By: Klaing Kimhuoy, Som Sreypich, Sun Luot
Siem Reap - A tanned Neang sits on the grass near famed Angkor Wat next to her favorite bike. She holds a basket of Chombok nuts, waiting desperately for tourists to buy from her.
The 14-year-old is helping her family during the crisis caused by the Covid-19 pandemic. She is one of about 20 young children selling gifts to tourists in the Angkor Wat area, despite the practice being banned by Apsara Authorities. Her mother has HIV and her father died in a motor accident many years ago.
Neang, identified only by first name to protect her identity, has three siblings. Her oldest brother is married and has moved out of the family home. Another brother has been in a prison in Siem Reap province for more than a year over a gang fight.
As selling souvenirs at Angkor is banned, children are forced to hide their produce in plastic bags. If Apsara Authority guards catch them, it will be confiscated.
Life is a struggle for children who sell at Angkor, as they attempt to balance earning an income to support their families with going to school. They sell souvenirs, food, fruits, and nuts to facilitate family life. If they study in the evening, they spend their mornings selling.
"When it’s time to go home, I hurry and change my clothes to go to sell Chambok in front of Angkor until five o'clock in the evening," Neang said.
During Siem Reap’s lockdown, Neang was unable to sell at Angkor. Instead, she picked mushrooms to sell in her village.
Neang is a former scavenger at Angkor and started selling Chombok nuts at the age of seven. She was a fifth grader when her school was closed due to the Covid-19 crisis.
"In order to learn online, I need to have at least one smartphone, but my family is very poor and my mother uses a Nokia 1280", Neang said.
Her family does not own a smartphone, so she is unable to study online like other kids. So far, almost two years have passed and she has been unable to progress in line with her classmates, who will soon start secondary school.
Since schools reopened in October, Neang spends 40 minutes getting therel by bicycle.
"Even though I did not do as well as others, I never thought I would drop out," she said. “In the second grade, I had to repeat the class once because I did not attend the semester exam.”
She recalls how she was unable to sit the semester exam as it fell on the same day as her father's funeral. As a result, she had to repeat her Grade 2 studies.
Similarly, 11-year-old Neath, who is a fourth grader, lives in a poor family. However, she loves to learn and is determined to continue her education until the end of Grade 12.
Apart from studying, Neath, also identified by first name, sells beaded bracelets that she makes herself. She has been selling them in front of Angkor since 2016, before the garden area existed.
"When the red zone was enforced, I couldn’t go to sell as usual, but I was at home reading books and self-studying”, Neath said.
Neath describes her life with tears. She tells how she pities her mother, who is often beaten and verbally abused by her father.
Neath’s mother is 48-years-old. She wears a green shirt, the uniform of cleaners in the Angkor area.
"The Apsara Authority has banned children from selling for a long time, my daughter secretly sells,” the mother said.
She told her daughter, “If the Apsara National Authority catches you, tell them, ‘Uncle! I am selling this to get money to go to school’.”
Apsara Authority spokesman, Long Kosal, denied children continue to sell at Angkor Wat.
“Currently, there are no children selling souvenirs or other things in front of Angkor Wat,” he said.
Without mentioning the children, he said all kinds of vendors of various ages who sell at the site are “very chaotic”. He added it can deter both national and international tourists.
He mentioned parents who allow their children to sell are often due to a lack of understanding that they should keep their kids in school.
Using children to sell things affects the future of the children, Long Kosal said. He added that banning kids from carrying out business in front of the temple area has been in place for many years.

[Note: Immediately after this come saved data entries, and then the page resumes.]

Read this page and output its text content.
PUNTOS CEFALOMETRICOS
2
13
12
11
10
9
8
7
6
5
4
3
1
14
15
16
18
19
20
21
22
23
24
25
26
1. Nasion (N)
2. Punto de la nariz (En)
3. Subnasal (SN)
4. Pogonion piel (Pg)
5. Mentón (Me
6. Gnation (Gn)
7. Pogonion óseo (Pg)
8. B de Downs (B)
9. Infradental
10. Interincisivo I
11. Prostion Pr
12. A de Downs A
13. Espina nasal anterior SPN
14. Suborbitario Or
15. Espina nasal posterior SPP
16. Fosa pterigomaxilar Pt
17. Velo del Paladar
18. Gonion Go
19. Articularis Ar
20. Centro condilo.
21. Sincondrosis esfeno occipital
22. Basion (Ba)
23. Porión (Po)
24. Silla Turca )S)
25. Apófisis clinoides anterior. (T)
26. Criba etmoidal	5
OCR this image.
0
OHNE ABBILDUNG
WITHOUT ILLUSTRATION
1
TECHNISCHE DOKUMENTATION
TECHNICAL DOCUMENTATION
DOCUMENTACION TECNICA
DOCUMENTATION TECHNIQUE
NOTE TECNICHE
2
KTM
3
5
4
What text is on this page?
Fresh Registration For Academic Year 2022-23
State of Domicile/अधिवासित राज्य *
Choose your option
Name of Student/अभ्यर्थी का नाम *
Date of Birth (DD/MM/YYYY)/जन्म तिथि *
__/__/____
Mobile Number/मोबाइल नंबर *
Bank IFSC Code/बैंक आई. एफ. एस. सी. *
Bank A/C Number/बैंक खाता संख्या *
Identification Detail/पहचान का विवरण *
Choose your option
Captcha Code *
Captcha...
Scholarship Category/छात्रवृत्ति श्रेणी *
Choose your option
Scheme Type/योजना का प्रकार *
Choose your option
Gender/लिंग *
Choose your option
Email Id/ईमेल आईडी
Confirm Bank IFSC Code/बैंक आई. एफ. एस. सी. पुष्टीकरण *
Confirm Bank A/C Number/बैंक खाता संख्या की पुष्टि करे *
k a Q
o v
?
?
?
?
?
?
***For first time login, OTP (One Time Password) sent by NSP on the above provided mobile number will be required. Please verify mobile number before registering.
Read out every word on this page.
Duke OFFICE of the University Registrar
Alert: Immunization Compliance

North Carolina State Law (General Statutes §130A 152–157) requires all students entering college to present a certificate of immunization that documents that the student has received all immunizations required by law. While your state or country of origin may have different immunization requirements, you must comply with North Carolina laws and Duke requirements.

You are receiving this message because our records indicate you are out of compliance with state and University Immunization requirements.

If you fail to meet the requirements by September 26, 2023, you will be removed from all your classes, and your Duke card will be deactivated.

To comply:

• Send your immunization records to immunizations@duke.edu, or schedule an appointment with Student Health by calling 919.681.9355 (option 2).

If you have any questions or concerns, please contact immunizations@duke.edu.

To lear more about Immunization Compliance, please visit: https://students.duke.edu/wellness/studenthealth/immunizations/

Long Kosal continued, "We encourage children to continue their education. The Apsara Authority has already carried out their work to strengthen children’s knowledge by making them return to school."
Siem Reap Provincial Governor, Tea Seiha, confirmed local authorities are aware of the issue and used to intervene. However, enforcement lies with the Apsara Authority.
“This is the decision of the Apsara authorities,” Tea Seiha said.
Li Samrith, deputy governor of Siem Reap province, also referred questions to Apsara Authority. "This is the responsibility of the Apsara authorities," he said.